According to numbers from eMarketer, the majority of B2B marketers say their spend is equal to 5% or less of their company’s revenue. But even though the numbers are tied together, 35% of marketers said they didn’t report their financial contributions to senior management. 33% said they don’t even track their return on investment.
If we talk strictly about smaller B2B companies, it’s easy to see why they aren’t tracking and reporting — because it takes too much time and time is an even tighter commodity than money. There are plenty of tools online to help you gather stats but connecting those stats to income is the tricky part.
The other reason financial return is hard to track, particular in B2B is that it usually means moving a client through a variety of departments. The marketer generates the lead but it’s the sales department that follows through. Along the way there may be other parties involved each getting the buyer closer to writing the check. On a big ticket item, the time lapse from the initial contact to the sale could be months. Unless the company has a follow up system in place, it’s likely the marketer will never know how much revenue was made, or he may hear about it only in passing. “Hey, George bought a software package. That was a good lead.”

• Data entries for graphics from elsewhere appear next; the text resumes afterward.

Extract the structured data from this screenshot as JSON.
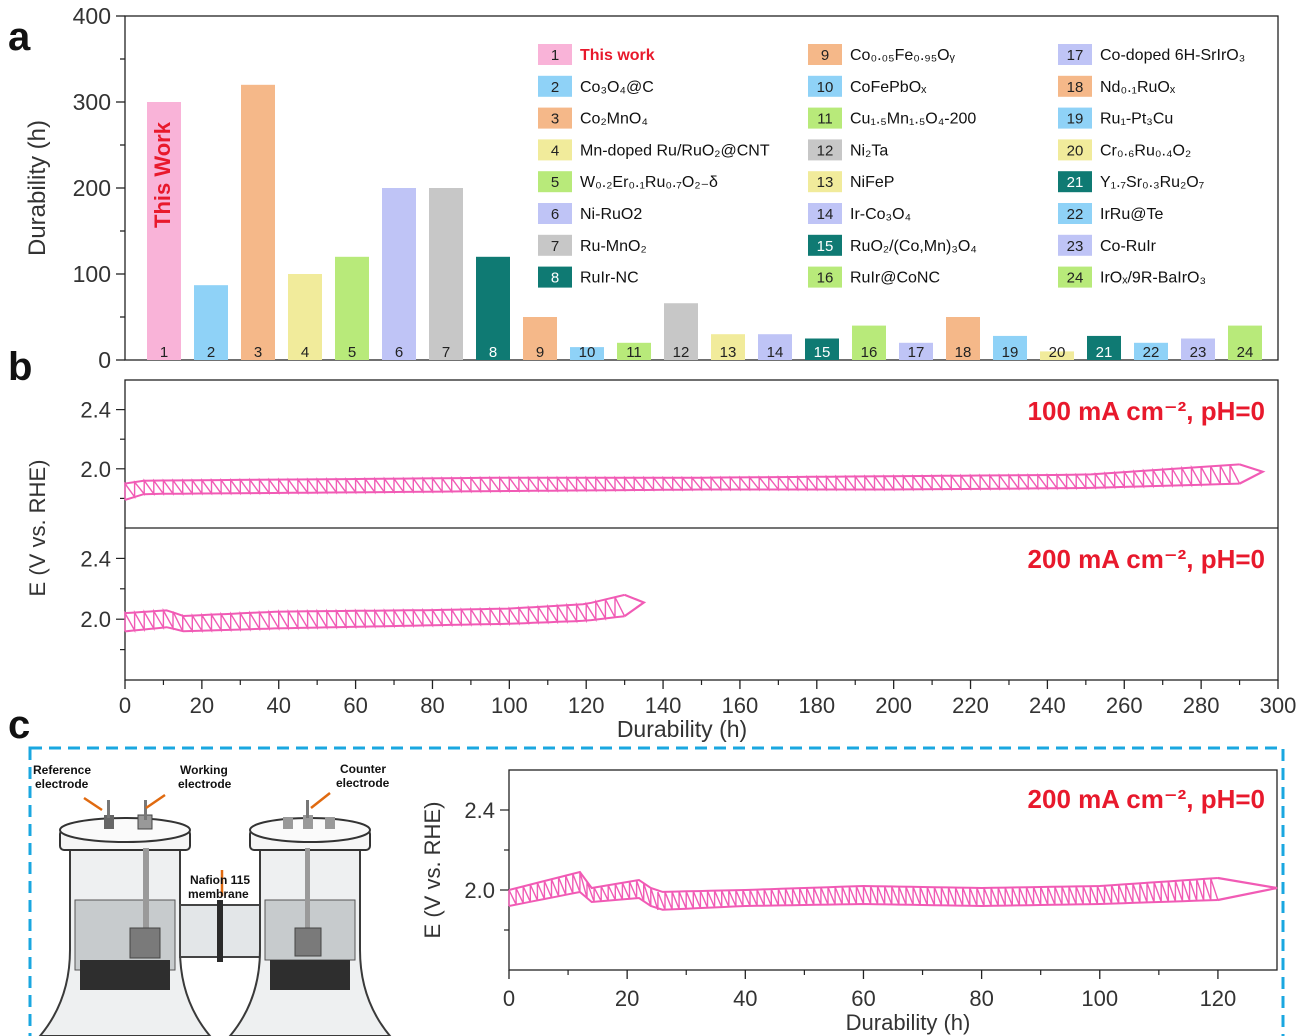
{
  "panel_labels": [
    "a",
    "b",
    "c"
  ],
  "colors": {
    "pink_trace": "#f15bb5",
    "red_text": "#e8192c",
    "frame_dash": "#1aa7e0",
    "axis": "#222222"
  },
  "chart_data": [
    {
      "id": "a",
      "type": "bar",
      "ylabel": "Durability (h)",
      "ylim": [
        0,
        400
      ],
      "yticks": [
        0,
        100,
        200,
        300,
        400
      ],
      "categories": [
        "1",
        "2",
        "3",
        "4",
        "5",
        "6",
        "7",
        "8",
        "9",
        "10",
        "11",
        "12",
        "13",
        "14",
        "15",
        "16",
        "17",
        "18",
        "19",
        "20",
        "21",
        "22",
        "23",
        "24"
      ],
      "values": [
        300,
        87,
        320,
        100,
        120,
        200,
        200,
        120,
        50,
        15,
        20,
        66,
        30,
        30,
        25,
        40,
        20,
        50,
        28,
        10,
        28,
        20,
        25,
        40
      ],
      "colors": [
        "#f9b3d8",
        "#8fd2f7",
        "#f5b889",
        "#f1eb9b",
        "#b8ea7a",
        "#bfc4f6",
        "#c7c7c7",
        "#0f7a73",
        "#f5b889",
        "#8fd2f7",
        "#b8ea7a",
        "#c7c7c7",
        "#f1eb9b",
        "#bfc4f6",
        "#0f7a73",
        "#b8ea7a",
        "#bfc4f6",
        "#f5b889",
        "#8fd2f7",
        "#f1eb9b",
        "#0f7a73",
        "#8fd2f7",
        "#bfc4f6",
        "#b8ea7a"
      ],
      "annotation": "This Work",
      "legend": [
        {
          "num": "1",
          "label": "This work",
          "highlight": true
        },
        {
          "num": "2",
          "label": "Co₃O₄@C"
        },
        {
          "num": "3",
          "label": "Co₂MnO₄"
        },
        {
          "num": "4",
          "label": "Mn-doped Ru/RuO₂@CNT"
        },
        {
          "num": "5",
          "label": "W₀.₂Er₀.₁Ru₀.₇O₂₋δ"
        },
        {
          "num": "6",
          "label": "Ni-RuO2"
        },
        {
          "num": "7",
          "label": "Ru-MnO₂"
        },
        {
          "num": "8",
          "label": "RuIr-NC"
        },
        {
          "num": "9",
          "label": "Co₀.₀₅Fe₀.₉₅Oᵧ"
        },
        {
          "num": "10",
          "label": "CoFePbOₓ"
        },
        {
          "num": "11",
          "label": "Cu₁.₅Mn₁.₅O₄-200"
        },
        {
          "num": "12",
          "label": "Ni₂Ta"
        },
        {
          "num": "13",
          "label": "NiFeP"
        },
        {
          "num": "14",
          "label": "Ir-Co₃O₄"
        },
        {
          "num": "15",
          "label": "RuO₂/(Co,Mn)₃O₄"
        },
        {
          "num": "16",
          "label": "RuIr@CoNC"
        },
        {
          "num": "17",
          "label": "Co-doped 6H-SrIrO₃"
        },
        {
          "num": "18",
          "label": "Nd₀.₁RuOₓ"
        },
        {
          "num": "19",
          "label": "Ru₁-Pt₃Cu"
        },
        {
          "num": "20",
          "label": "Cr₀.₆Ru₀.₄O₂"
        },
        {
          "num": "21",
          "label": "Y₁.₇Sr₀.₃Ru₂O₇"
        },
        {
          "num": "22",
          "label": "IrRu@Te"
        },
        {
          "num": "23",
          "label": "Co-RuIr"
        },
        {
          "num": "24",
          "label": "IrOₓ/9R-BaIrO₃"
        }
      ]
    },
    {
      "id": "b",
      "type": "line",
      "xlabel": "Durability (h)",
      "ylabel": "E (V vs. RHE)",
      "xlim": [
        0,
        300
      ],
      "xticks": [
        0,
        20,
        40,
        60,
        80,
        100,
        120,
        140,
        160,
        180,
        200,
        220,
        240,
        260,
        280,
        300
      ],
      "subplots": [
        {
          "annotation": "100 mA cm⁻², pH=0",
          "ylim": [
            1.6,
            2.6
          ],
          "yticks": [
            2.0,
            2.4
          ],
          "cycle_spacing_h": 2.5,
          "trace": {
            "x": [
              0,
              5,
              55,
              100,
              150,
              200,
              250,
              290,
              296
            ],
            "y_low": [
              1.79,
              1.83,
              1.84,
              1.85,
              1.86,
              1.86,
              1.87,
              1.9,
              1.98
            ],
            "y_high": [
              1.9,
              1.92,
              1.93,
              1.94,
              1.94,
              1.95,
              1.96,
              2.03,
              1.98
            ]
          }
        },
        {
          "annotation": "200 mA cm⁻², pH=0",
          "ylim": [
            1.6,
            2.6
          ],
          "yticks": [
            2.0,
            2.4
          ],
          "cycle_spacing_h": 2.5,
          "trace": {
            "x": [
              0,
              12,
              14,
              40,
              80,
              100,
              120,
              130,
              135
            ],
            "y_low": [
              1.92,
              1.95,
              1.92,
              1.94,
              1.96,
              1.97,
              1.99,
              2.02,
              2.11
            ],
            "y_high": [
              2.04,
              2.06,
              2.02,
              2.05,
              2.06,
              2.07,
              2.1,
              2.16,
              2.11
            ]
          }
        }
      ]
    },
    {
      "id": "c",
      "type": "line",
      "xlabel": "Durability (h)",
      "ylabel": "E (V vs. RHE)",
      "xlim": [
        0,
        130
      ],
      "xticks": [
        0,
        20,
        40,
        60,
        80,
        100,
        120
      ],
      "ylim": [
        1.6,
        2.6
      ],
      "yticks": [
        2.0,
        2.4
      ],
      "annotation": "200 mA cm⁻², pH=0",
      "cycle_spacing_h": 1.2,
      "trace": {
        "x": [
          0,
          12,
          14,
          22,
          25,
          40,
          60,
          80,
          100,
          120,
          130
        ],
        "y_low": [
          1.92,
          1.99,
          1.94,
          1.96,
          1.9,
          1.92,
          1.93,
          1.92,
          1.93,
          1.95,
          2.01
        ],
        "y_high": [
          2.0,
          2.09,
          2.01,
          2.05,
          1.99,
          2.0,
          2.02,
          2.01,
          2.02,
          2.06,
          2.13
        ]
      }
    }
  ],
  "cell_diagram": {
    "labels": {
      "reference": "Reference\nelectrode",
      "working": "Working\nelectrode",
      "counter": "Counter\nelectrode",
      "membrane": "Nafion 115\nmembrane"
    }
  }
}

Granted, some amount of marketing isn’t going to be quantifiable in terms of direct sales, but what if you could account for every dollar spent by a customer who saw some kind of branded message? That would take in sales from almost every new customer and that has to be equal to more than 5% of your company’s revenue.
Think about it. You could make the best product in the industry, but without marketing, how is anyone going to know to buy it. Time you got credit for all your hard work.